Personnage légendaire, Ivan Mazepa (1639-1709) a, à l’ère romantique, représenté un motif d’inspiration pour les écrivains. Il apparaît aussi fugacement dans les correspondances diplomatiques, comme ici, dans ce récit de la bataille de Poltava.


Extrait du Journal de Philippe Orlyk
© Archives du ministère des Affaires étrangères, Mémoires et Documents Pologne, 38MD7

Image Diaporama - Extrait du Journal de Philippe Orlyk
Image Diaporama - Extrait du Journal de Philippe Orlyk

La biographie de Pylyp Orlyk (1672-1742) a été retracée dès la fin du XIXe siècle (ouvrage de A. Petrouchevytch paru à Lviv en 1872) mais c’est à Elie Borschak, réfugié ukrainien en France dans les années 1920-1930 devenu professeur à l’Ecole des langues orientales que l’on doit une connaissance approfondie du personnage à travers nombre d’articles, et la découverte du « Diariuche » aux Archives du ministère des Affaires étrangères. Le Journal, qui couvre cinq volumes de la série Mémoires et Documents (38MD/7 à 11) est en fait une collection de correspondances diverses rédigées, notamment, en latin et polonais, mais aussi en français entre 1720 et 1733. En tête du journal, des bénédictions en langue latine destinées à assurer à l’auteur la protection divine et à favoriser ses entreprises.
Proche de l’hetman Yvan Mazepa aux côtés duquel il rallia les troupes de Charles XII de Suède, Orlyk s’enfuit à l’étranger après la défaite de Poltava contre les Russes (1709) puis fut élu hetman à Bender après la mort de Mazepa, dont il poursuivit la politique visant à libérer l’Ukraine de l’emprise russe.
Depuis l’indépendance en 1991, de très nombreuses études ont été publiées exaltant Orlyk en tant que héraut de la première émigration politique ukrainienne puis comme ardent défenseur de la « démocratie guerrière » cosaque et fondateur de la première Constitution.
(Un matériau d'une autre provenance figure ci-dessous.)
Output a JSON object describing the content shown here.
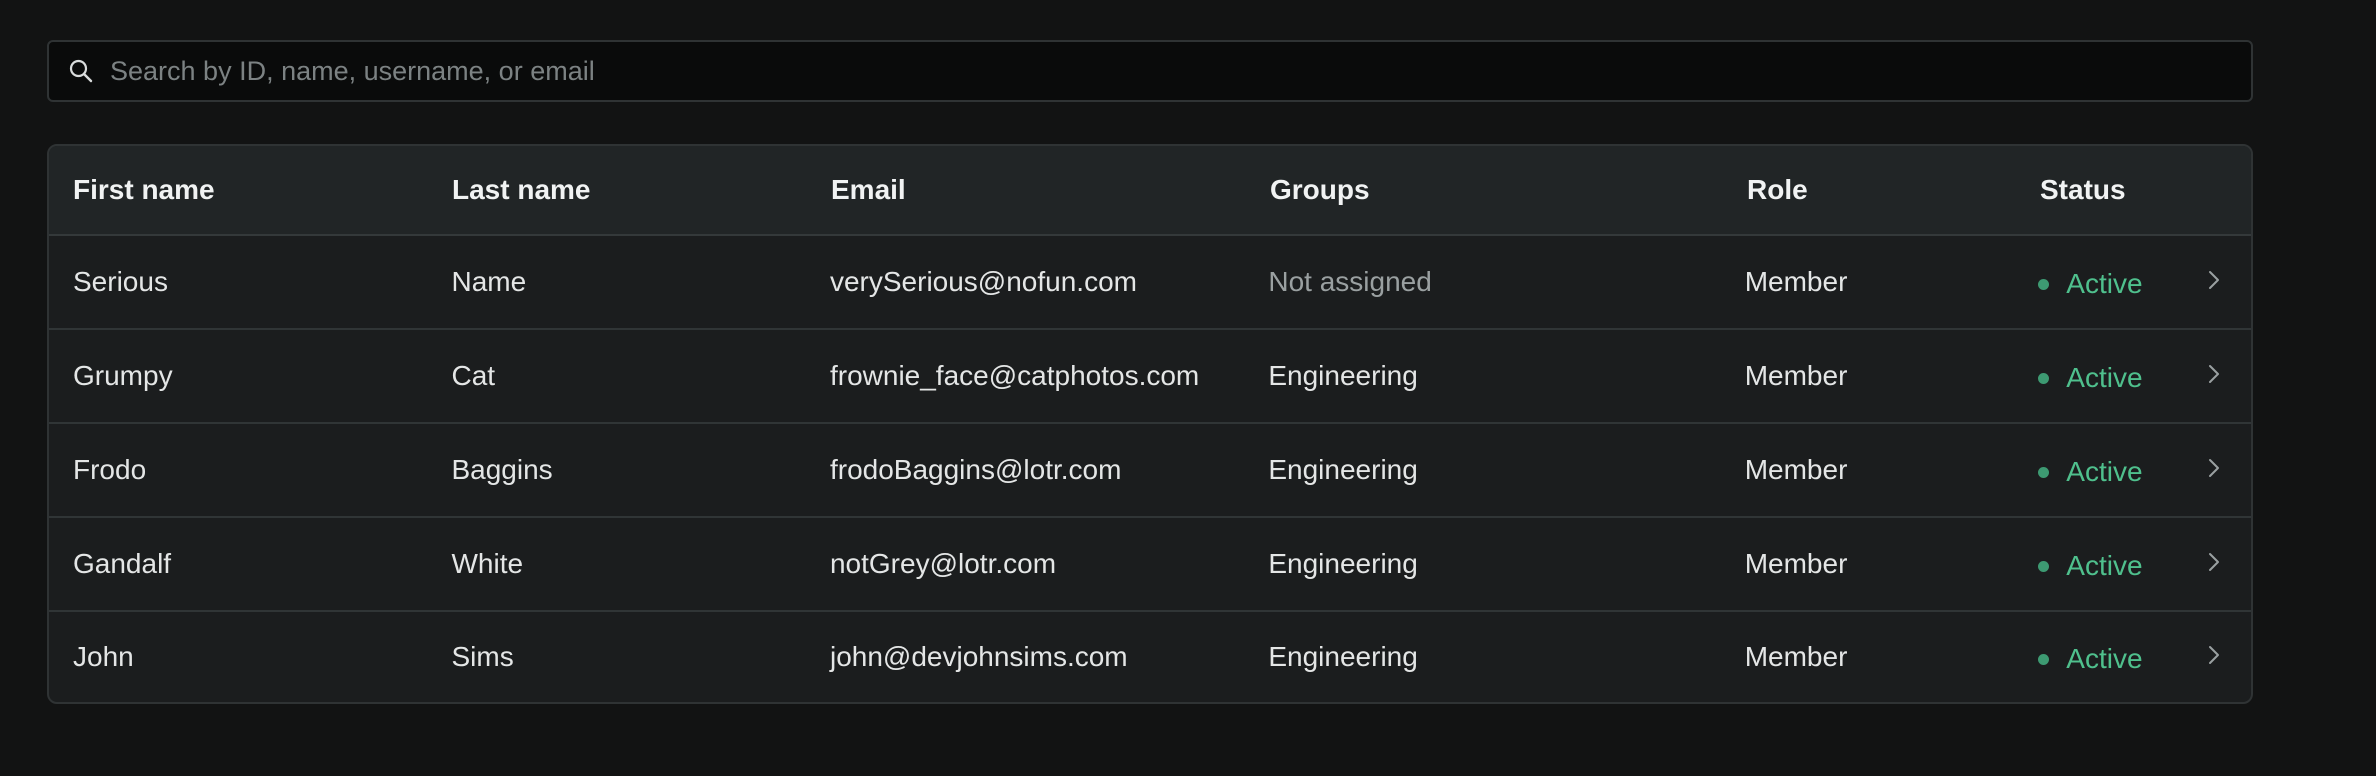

C’est sans doute par l’intermédiaire de son fils, Grégoire Orlyk, entré au service de Louis XV, que le Diariuche est entré aux dépôt des Archives. Il a donné lieu, en 2013, à une publication en fac-similé par les éditions ukrainiennes Tempora et fait actuellement l’objet d’un nouveau projet d’édition critique mené par l’université de Varsovie sous la direction de la Professeure Walentyna Sobol.
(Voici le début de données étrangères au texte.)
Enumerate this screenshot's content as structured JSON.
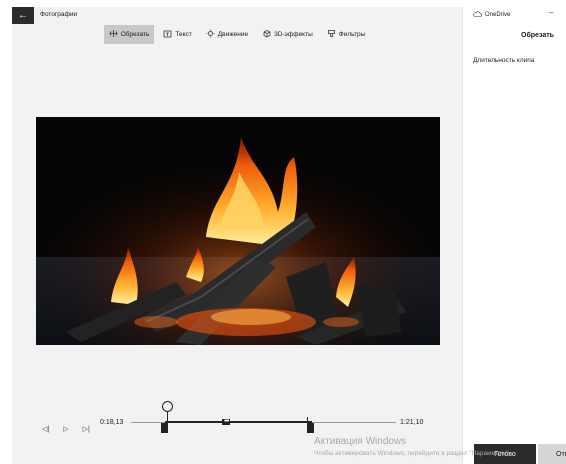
{
  "window": {
    "app_title": "Фотографии",
    "back_icon": "back-arrow-icon"
  },
  "toolbar": {
    "tools": [
      {
        "label": "Обрезать",
        "icon": "trim-icon",
        "active": true
      },
      {
        "label": "Текст",
        "icon": "text-icon",
        "active": false
      },
      {
        "label": "Движение",
        "icon": "motion-icon",
        "active": false
      },
      {
        "label": "3D-эффекты",
        "icon": "3d-effects-icon",
        "active": false
      },
      {
        "label": "Фильтры",
        "icon": "filters-icon",
        "active": false
      }
    ]
  },
  "timeline": {
    "start_time": "0:18,13",
    "end_time": "1:21,10",
    "selection_marker": "•••"
  },
  "panel": {
    "onedrive_label": "OneDrive",
    "minimize_symbol": "–",
    "title": "Обрезать",
    "clip_length_label": "Длительность клипа",
    "done_label": "Готово",
    "other_label": "Отм"
  },
  "watermark": {
    "line1": "Активация Windows",
    "line2": "Чтобы активировать Windows, перейдите в раздел \"Параметры\"."
  },
  "colors": {
    "editor_bg": "#f2f2f2",
    "dark_button": "#2b2b2b",
    "active_tool": "#c8c8c8"
  }
}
Projet pour une levée de troupes cosaques. 1735
© Archives du ministère des Affaires étrangères, Mémoires et documents Russie, 43MD30, fol. 4-9

Jusqu’au renversement des alliances en 1756, point de bascule majeur où la France se rapproche de l’Autriche, la diplomatie française s’efforce de renforcer son influence au nord, vers la Suède et sur les confins orientaux, vers la Pologne et l’empire Ottoman, une politique que menace la montée en puissance de la Russie depuis Pierre le Grand. Dans ce contexte, le peuple cosaque, connu pour ses qualités guerrières et ses aspirations à l’autonomie, présente, pour la diplomatie française, un double intérêt , comme facteur de diversion à l’Est ou comme renfort de troupes aguerries pour l’armée française, et ce d’autant plus que Philippe Orlyk en fuite après Poltava cherche de son côté des appuis pour reconstituer une armée.
Si la France a pu jouer cette carte ukrainienne, c’est essentiellement grâce aux contacts directs noués à Varsovie par l’ambassadeur Monti avec le fils de Pylip, Grégoire (Hryhor) Orlyk (1702-1759), qui a suivi son père dans son exil, en Suède, en Turquie, en Pologne. Engagé dans diverses missions secrètes, notamment en Turquie pour provoquer une coalition anti russe entre les Ottomans et les Tartares, Grégoire Orlyk voit son rôle grandir lors de la guerre de succession de Pologne, lorsqu’il est chargé de raccompagner Stanislas Leszczynski de Königsberg vers la France. Les très nombreuses correspondances diplomatiques attestent de son action qui, si elle fut loin d’être insignifiante, n’en fit cependant pas, selon sa dernière biographe, Iryna Dmytrychyn, un conseiller proche de Louis XV (son entrée au Secret du Roi n’est pas certaine et l’intention du Roi d’en faire son ambassadeur à Constantinople relève de la légende). Totalement acclimaté à la France, époux d’une française et entré dans l’armée (il mourut en 1759 pendant les opérations de la guerre de Sept ans) tout en restant un défenseur fidèle des libertés cosaques, connu de Voltaire qu’il conseilla pour son histoire de Charles XII, le personnage exerce encore son pouvoir de fascination.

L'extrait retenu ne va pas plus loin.